In a respect, this is a form of slavery. Laban tells Jacob that he must work
for him for 7 years, and then he can take his daughter for his wife. There
is no mutual voluntary exchange between Rachel and Jacob; hence, it can’t
be considered a free market transaction! But I say
let’s forget that she’s being treated like chattel. Let’s ignore, for the
time being anyway, that it’s sexist. Instead, let’s extract the general idea
of labor exchange from this example. Someone works for a certain amount of
time, and in return, he receives a good or service. No money is exchanged,
only goods and services. It’s a form of barter that involves one’s labor.
That is one novel idea we find in this Biblical story. There are
many other aspects of the story that are worthy to discuss. For one, Laban
deceived Jacob because after seven years of work, he gave his older daughter
Leah to him instead of Rachel. That was not part of the bargain. It is only
after Jacob fulfills his end
of the agreement that Laban explains that he must first offer the oldest daughter
(Leah) before he can offer the younger one (Rachel). We could
also discuss how God comes to the aid of the “hated” woman, Leah, by “opening
her womb”. God has compassion upon the hated, the infertile. Or we could then
discuss how Rachel envied her sister because she (Rachel) bore Jacob no children.

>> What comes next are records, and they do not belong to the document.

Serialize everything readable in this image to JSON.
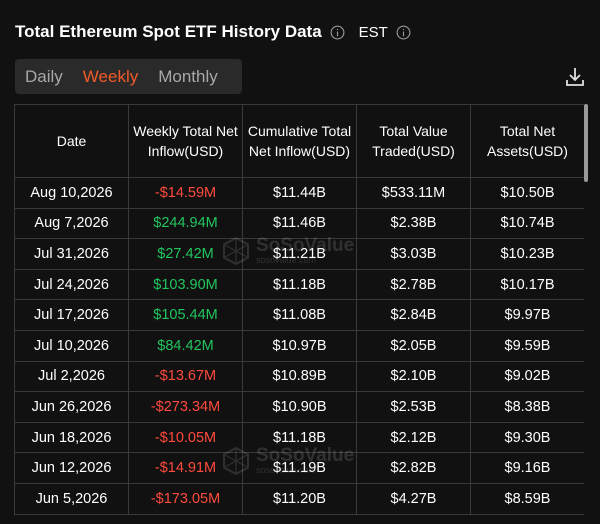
{
  "header": {
    "title": "Total Ethereum Spot ETF History Data",
    "timezone": "EST",
    "info_icon": "info-circle-icon",
    "download_icon": "download-icon"
  },
  "tabs": [
    {
      "label": "Daily",
      "active": false
    },
    {
      "label": "Weekly",
      "active": true
    },
    {
      "label": "Monthly",
      "active": false
    }
  ],
  "colors": {
    "accent": "#f15a29",
    "negative": "#ff4a3d",
    "positive": "#22c55e",
    "background": "#111111",
    "tab_background": "#2a2a2a",
    "border": "#3a3a3a"
  },
  "table": {
    "headers": [
      "Date",
      "Weekly Total Net Inflow(USD)",
      "Cumulative Total Net Inflow(USD)",
      "Total Value Traded(USD)",
      "Total Net Assets(USD)"
    ],
    "rows": [
      {
        "date": "Aug 10,2026",
        "weekly": "-$14.59M",
        "sign": "neg",
        "cumulative": "$11.44B",
        "traded": "$533.11M",
        "assets": "$10.50B"
      },
      {
        "date": "Aug 7,2026",
        "weekly": "$244.94M",
        "sign": "pos",
        "cumulative": "$11.46B",
        "traded": "$2.38B",
        "assets": "$10.74B"
      },
      {
        "date": "Jul 31,2026",
        "weekly": "$27.42M",
        "sign": "pos",
        "cumulative": "$11.21B",
        "traded": "$3.03B",
        "assets": "$10.23B"
      },
      {
        "date": "Jul 24,2026",
        "weekly": "$103.90M",
        "sign": "pos",
        "cumulative": "$11.18B",
        "traded": "$2.78B",
        "assets": "$10.17B"
      },
      {
        "date": "Jul 17,2026",
        "weekly": "$105.44M",
        "sign": "pos",
        "cumulative": "$11.08B",
        "traded": "$2.84B",
        "assets": "$9.97B"
      },
      {
        "date": "Jul 10,2026",
        "weekly": "$84.42M",
        "sign": "pos",
        "cumulative": "$10.97B",
        "traded": "$2.05B",
        "assets": "$9.59B"
      },
      {
        "date": "Jul 2,2026",
        "weekly": "-$13.67M",
        "sign": "neg",
        "cumulative": "$10.89B",
        "traded": "$2.10B",
        "assets": "$9.02B"
      },
      {
        "date": "Jun 26,2026",
        "weekly": "-$273.34M",
        "sign": "neg",
        "cumulative": "$10.90B",
        "traded": "$2.53B",
        "assets": "$8.38B"
      },
      {
        "date": "Jun 18,2026",
        "weekly": "-$10.05M",
        "sign": "neg",
        "cumulative": "$11.18B",
        "traded": "$2.12B",
        "assets": "$9.30B"
      },
      {
        "date": "Jun 12,2026",
        "weekly": "-$14.91M",
        "sign": "neg",
        "cumulative": "$11.19B",
        "traded": "$2.82B",
        "assets": "$9.16B"
      },
      {
        "date": "Jun 5,2026",
        "weekly": "-$173.05M",
        "sign": "neg",
        "cumulative": "$11.20B",
        "traded": "$4.27B",
        "assets": "$8.59B"
      }
    ]
  },
  "watermark": {
    "brand": "SoSoValue",
    "site": "sosovalue.com"
  }
}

When Jacob gets angry with her because she can’t conceive, she offers her
handmaiden to him for procreation purposes. Continuing on, in Chapter 30,
it mentions the role of the mandrake, the Biblical aphrodisiac. Here at yet
another level, the dominant theme of procreation is given additional thrust!
Breeding is so important in the story of Genesis, so much so that just about
anything is justifiable and even favorable in God’s eyes for the propagation
of the species. Well, the
mandrakes helped Jacob conceive additional sons with Leah (they had 6). But
God eventually opened Rachel’s womb, and she conceived Joseph. Despite these
crazy sexual relations, I believe none is quite as degenerate as the exchange
of services that are made by Laban and Jacob, the exchange of labor for a
wife. As a detached amateur “cultural relativist”, all I can say is “cool”.